The FE is pure simple analog joy to shoot. There’s a quality feel to all of the controls. The viewfinder is big and bright and easy to focus. The shutter sounds sublime. And it’s honestly hard to mess up a shot with Nikon’s classic center-weighted metering.

Cockpit of the FE: Everything you need and nothing you don’t

To round out my FE kit, I went looking for what has been called one of Nikon’s sharpest manual focus lenses; the 50mm f/1.8 AI-s Pancake. There are various version of this lens, but all of my research led to selecting the version sold originally only in Japan. These lenses have serial numbers starting with a 2. The USA version from the 1980s has more plastic, serial numbers starting with a 4 and only focuses to 2’ compared to the earlier version’s 1.5’. There was a also a much cheaper Series E version of this lens. All of the Nikon 50s are amazing lenses, but this one kept coming up as the sharpest of all. I bought mine from a trusted seller in Japan. I do love how compact this lens is…makes for a nice, lightweight kit. And it is really hard to beat the quality of Nikon’s manual focus AI-s lenses.

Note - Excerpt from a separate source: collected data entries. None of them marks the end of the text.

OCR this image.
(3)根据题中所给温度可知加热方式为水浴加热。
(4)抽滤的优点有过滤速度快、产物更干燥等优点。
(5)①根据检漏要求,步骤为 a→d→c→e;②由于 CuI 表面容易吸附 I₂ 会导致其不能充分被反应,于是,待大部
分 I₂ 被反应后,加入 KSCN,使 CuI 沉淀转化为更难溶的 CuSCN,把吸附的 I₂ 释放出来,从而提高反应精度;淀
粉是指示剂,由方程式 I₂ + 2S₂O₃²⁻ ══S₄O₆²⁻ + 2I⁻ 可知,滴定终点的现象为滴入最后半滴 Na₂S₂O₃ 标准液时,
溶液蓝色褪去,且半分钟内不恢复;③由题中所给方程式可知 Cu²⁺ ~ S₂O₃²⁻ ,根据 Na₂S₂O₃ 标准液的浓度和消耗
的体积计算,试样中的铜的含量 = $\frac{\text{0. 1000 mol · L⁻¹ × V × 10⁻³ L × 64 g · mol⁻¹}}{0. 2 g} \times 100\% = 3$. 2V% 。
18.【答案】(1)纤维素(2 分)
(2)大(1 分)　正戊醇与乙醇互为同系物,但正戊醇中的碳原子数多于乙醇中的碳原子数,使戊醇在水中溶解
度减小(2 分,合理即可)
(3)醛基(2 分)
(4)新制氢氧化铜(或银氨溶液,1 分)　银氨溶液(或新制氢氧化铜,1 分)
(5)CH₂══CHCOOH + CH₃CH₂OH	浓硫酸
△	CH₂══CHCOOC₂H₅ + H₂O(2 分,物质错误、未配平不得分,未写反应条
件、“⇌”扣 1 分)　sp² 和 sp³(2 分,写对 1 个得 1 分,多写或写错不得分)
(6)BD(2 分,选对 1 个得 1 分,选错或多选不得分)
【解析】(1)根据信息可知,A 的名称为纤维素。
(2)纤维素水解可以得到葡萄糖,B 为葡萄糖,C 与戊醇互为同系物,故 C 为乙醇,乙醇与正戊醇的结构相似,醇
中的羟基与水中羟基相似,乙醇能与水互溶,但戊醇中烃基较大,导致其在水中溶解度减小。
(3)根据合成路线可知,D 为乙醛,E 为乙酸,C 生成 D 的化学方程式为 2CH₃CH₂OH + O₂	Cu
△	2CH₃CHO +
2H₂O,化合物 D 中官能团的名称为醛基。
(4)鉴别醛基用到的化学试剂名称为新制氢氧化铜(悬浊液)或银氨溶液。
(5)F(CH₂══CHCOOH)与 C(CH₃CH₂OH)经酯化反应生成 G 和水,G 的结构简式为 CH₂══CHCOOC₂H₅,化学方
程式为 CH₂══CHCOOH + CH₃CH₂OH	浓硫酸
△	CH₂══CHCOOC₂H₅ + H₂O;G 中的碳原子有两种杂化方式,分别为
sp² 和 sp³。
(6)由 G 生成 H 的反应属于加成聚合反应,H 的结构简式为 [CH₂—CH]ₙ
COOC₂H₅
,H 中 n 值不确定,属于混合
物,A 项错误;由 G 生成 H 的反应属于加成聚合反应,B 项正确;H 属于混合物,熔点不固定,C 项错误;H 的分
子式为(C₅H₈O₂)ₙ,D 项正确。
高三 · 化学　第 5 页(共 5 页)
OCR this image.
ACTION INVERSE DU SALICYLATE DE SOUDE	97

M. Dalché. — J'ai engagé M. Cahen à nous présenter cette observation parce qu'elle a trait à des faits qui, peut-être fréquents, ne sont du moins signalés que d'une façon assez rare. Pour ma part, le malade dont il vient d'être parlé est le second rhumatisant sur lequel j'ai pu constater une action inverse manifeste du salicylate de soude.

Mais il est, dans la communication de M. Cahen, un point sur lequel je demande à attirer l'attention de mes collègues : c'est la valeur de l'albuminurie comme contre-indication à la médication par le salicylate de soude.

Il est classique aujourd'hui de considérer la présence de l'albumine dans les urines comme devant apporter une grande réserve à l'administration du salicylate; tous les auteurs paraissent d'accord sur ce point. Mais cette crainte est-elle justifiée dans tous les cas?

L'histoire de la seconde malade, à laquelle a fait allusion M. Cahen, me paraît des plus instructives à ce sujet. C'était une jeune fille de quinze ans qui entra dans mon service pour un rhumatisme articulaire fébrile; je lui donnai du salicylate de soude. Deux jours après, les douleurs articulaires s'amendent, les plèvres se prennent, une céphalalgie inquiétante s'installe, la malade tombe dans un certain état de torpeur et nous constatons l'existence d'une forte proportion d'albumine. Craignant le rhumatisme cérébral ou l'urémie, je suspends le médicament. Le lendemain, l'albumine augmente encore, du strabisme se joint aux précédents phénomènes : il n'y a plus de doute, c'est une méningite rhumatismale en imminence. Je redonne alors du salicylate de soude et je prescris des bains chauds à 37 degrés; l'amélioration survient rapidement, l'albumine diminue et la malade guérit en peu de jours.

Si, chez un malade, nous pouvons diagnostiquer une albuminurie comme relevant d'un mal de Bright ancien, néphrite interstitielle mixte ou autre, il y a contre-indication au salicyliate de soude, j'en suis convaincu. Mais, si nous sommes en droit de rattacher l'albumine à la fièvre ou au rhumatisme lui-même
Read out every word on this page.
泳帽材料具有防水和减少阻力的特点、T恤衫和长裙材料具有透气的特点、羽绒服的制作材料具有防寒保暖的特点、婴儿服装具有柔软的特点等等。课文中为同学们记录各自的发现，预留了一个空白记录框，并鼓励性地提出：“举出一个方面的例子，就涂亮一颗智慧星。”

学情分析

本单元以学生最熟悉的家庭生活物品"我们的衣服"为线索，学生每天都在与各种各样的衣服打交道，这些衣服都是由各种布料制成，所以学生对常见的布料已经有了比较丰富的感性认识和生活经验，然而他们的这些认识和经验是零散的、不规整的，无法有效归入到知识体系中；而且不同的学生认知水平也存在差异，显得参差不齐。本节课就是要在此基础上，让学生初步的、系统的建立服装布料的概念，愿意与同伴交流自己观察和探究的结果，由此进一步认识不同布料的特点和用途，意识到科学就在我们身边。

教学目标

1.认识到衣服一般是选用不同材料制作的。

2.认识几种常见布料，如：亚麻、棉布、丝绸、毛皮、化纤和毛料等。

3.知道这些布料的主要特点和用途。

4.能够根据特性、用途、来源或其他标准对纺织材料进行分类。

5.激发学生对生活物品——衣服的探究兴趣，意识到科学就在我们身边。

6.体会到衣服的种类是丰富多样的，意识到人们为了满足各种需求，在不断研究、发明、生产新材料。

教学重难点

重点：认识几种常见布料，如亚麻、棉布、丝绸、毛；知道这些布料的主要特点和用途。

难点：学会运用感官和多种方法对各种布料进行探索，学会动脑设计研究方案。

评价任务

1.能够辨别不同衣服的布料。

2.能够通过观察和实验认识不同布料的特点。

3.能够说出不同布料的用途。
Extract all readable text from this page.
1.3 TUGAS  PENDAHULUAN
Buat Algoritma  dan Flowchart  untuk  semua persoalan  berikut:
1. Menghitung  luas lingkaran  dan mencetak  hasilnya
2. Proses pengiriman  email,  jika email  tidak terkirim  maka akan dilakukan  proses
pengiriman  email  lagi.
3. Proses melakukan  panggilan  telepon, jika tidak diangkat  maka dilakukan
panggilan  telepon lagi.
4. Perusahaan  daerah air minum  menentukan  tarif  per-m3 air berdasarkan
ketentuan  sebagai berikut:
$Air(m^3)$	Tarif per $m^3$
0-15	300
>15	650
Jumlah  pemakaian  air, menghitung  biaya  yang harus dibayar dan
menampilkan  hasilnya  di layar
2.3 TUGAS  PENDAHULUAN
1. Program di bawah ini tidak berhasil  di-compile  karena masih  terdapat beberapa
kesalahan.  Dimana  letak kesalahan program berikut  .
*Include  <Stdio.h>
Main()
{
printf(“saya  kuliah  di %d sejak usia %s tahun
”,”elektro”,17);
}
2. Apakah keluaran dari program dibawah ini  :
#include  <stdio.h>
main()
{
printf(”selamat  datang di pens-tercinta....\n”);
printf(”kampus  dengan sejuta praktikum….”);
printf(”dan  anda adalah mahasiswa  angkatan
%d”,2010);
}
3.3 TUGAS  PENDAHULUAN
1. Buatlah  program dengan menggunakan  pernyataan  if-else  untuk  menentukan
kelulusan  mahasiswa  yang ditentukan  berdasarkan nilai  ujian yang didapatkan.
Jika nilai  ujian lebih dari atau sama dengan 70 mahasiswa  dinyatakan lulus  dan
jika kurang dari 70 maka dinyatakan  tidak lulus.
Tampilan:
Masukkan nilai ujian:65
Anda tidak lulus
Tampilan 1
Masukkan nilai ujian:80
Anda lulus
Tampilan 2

The Nikkor 50mm f/1.8 AI-s Pancake Lens

I shot some Kodak T-Max 100 as my first roll in the FE.

I really enjoyed shooting the FE and with the little 50/1.8 Nikkor out front, it feels like a camera I could carry more often and make more pictures. That would be a good thing. My goal is to make more pictures this year.

As a footnote, prices for film cameras have skyrocketed over the past 18 months. It makes me wish I had invested some money and bought more cameras ten years ago when they were almost free so I could sell them today, get rich and retire. Oh well. That being said, the Nikon FE, as of this writing, is still a bargain with prices hovering around $100. Find a decent one and then invest in a CLA and this is a camera you could happily shoot forever.